From Cambridge to Lowell to Hudson, Moses has worked in a variety of administrative roles in five different municipal governments since 1992. Along the way, he said he’s found joy and affirmation in the combined strength of the cities and towns he’s helped lead.
“I really appreciate the extraordinary ability of the community to come together and to work together,” he said.
Moses grew up in upstate New York before attending the University of Pennsylvania. Upon graduation, he headed west, to California, where he earned a master’s degree and began work at the lone private sector job still on his resume.
Moses spent seven years working at Prometheus Development, a real estate company, before migrating back to the East Coast to be with his family and to dive into local government.
He obtained a job as the assistant finance director for Cambridge, then bounced for roughly 10 years between positions in Gloucester and Groveland.
Next, he spent seven years as Lowell’s chief finance officer, only leaving for a job in Hudson, where he’s worked since December 2013.
“Public service has an impact on everybody’s life,” Moses said. “You can work in the private sector on a project that will make the company money and benefit the customers. But the actual impact is very indirect.”
Moses’ time in Hudson, and those impacts he’s had, have, indeed, been wide ranging.
Primarily, he arrived in town and helped stay the course amid an economic upswing. The Main Street area enjoyed a dining boom on the back of prominent restaurants like Rail Trail Flatbread and Medusa Brewing Co., which both opened in the early to mid-2010s.
“It started well before I got here,” Moses said. “But the ability for the downtown merchants to work together was amazing.”
From prosperity to trouble, Moses also recalls the challenge posed by the PFAS chemical contamination of Hudson’s water supply.
A long crisis with many ripples, contamination prompted an at times frantic and drastic overhaul of town infrastructure and filtration machinery all aimed at getting things back to normal.

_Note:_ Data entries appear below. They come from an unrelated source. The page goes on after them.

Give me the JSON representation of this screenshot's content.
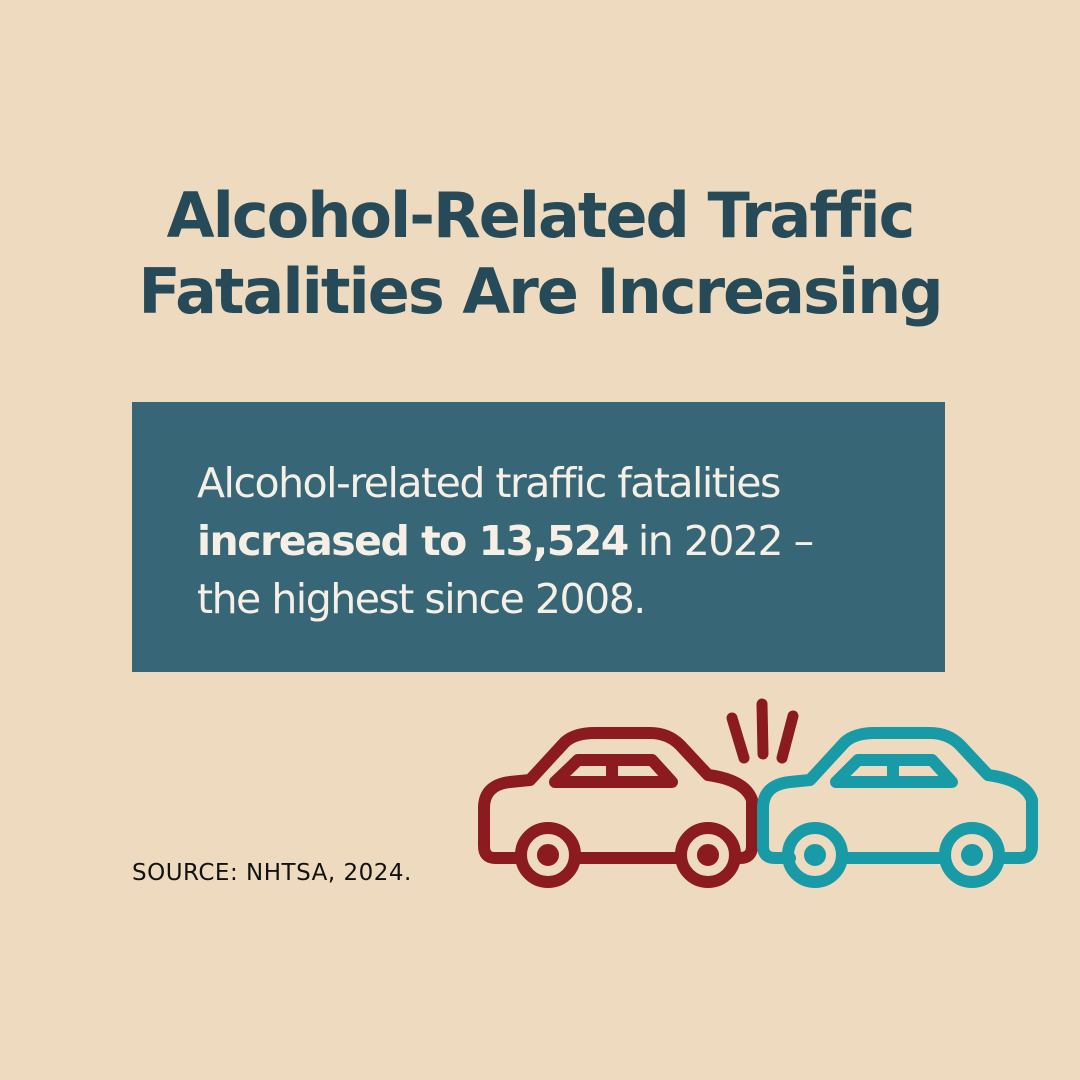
{
  "title": {
    "line1": "Alcohol-Related Traffic",
    "line2": "Fatalities Are Increasing"
  },
  "body": {
    "line1": "Alcohol-related traffic fatalities",
    "highlight": "increased to 13,524",
    "line2_rest": "in 2022 –",
    "line3": "the highest since 2008."
  },
  "source": "SOURCE: NHTSA, 2024."
}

Moses said the response to that issue remains one of his proudest moments.
“To be able to pull it off and to be able to – basically a year from when the problem was discovered – turn on water with zero PFAS was pretty extraordinary,” he said.
On Nov. 10, the town took yet another step under Moses’ leadership to resolve the PFAS crisis, reaching a $1.6 million settlement with three companies said to have contributed to the contamination.
His resignation now submitted to the Board of Selectmen, Moses will stay on in his executive assistant capacity through May.
“Your financial management skills are obvious to everyone,” Selectman Joe Durrant told Moses at a Sept. 14 meeting. “Your people skills are equally obvious. You’ve done a wonderful job for the town.”
Moses, in turn, deflected praise back to the community, and reiterated that he’ll remain hard at work, especially tackling the new challenges of COVID-19.
“I want to continue to support the town in its efforts to navigate its way through the pandemic,” he said.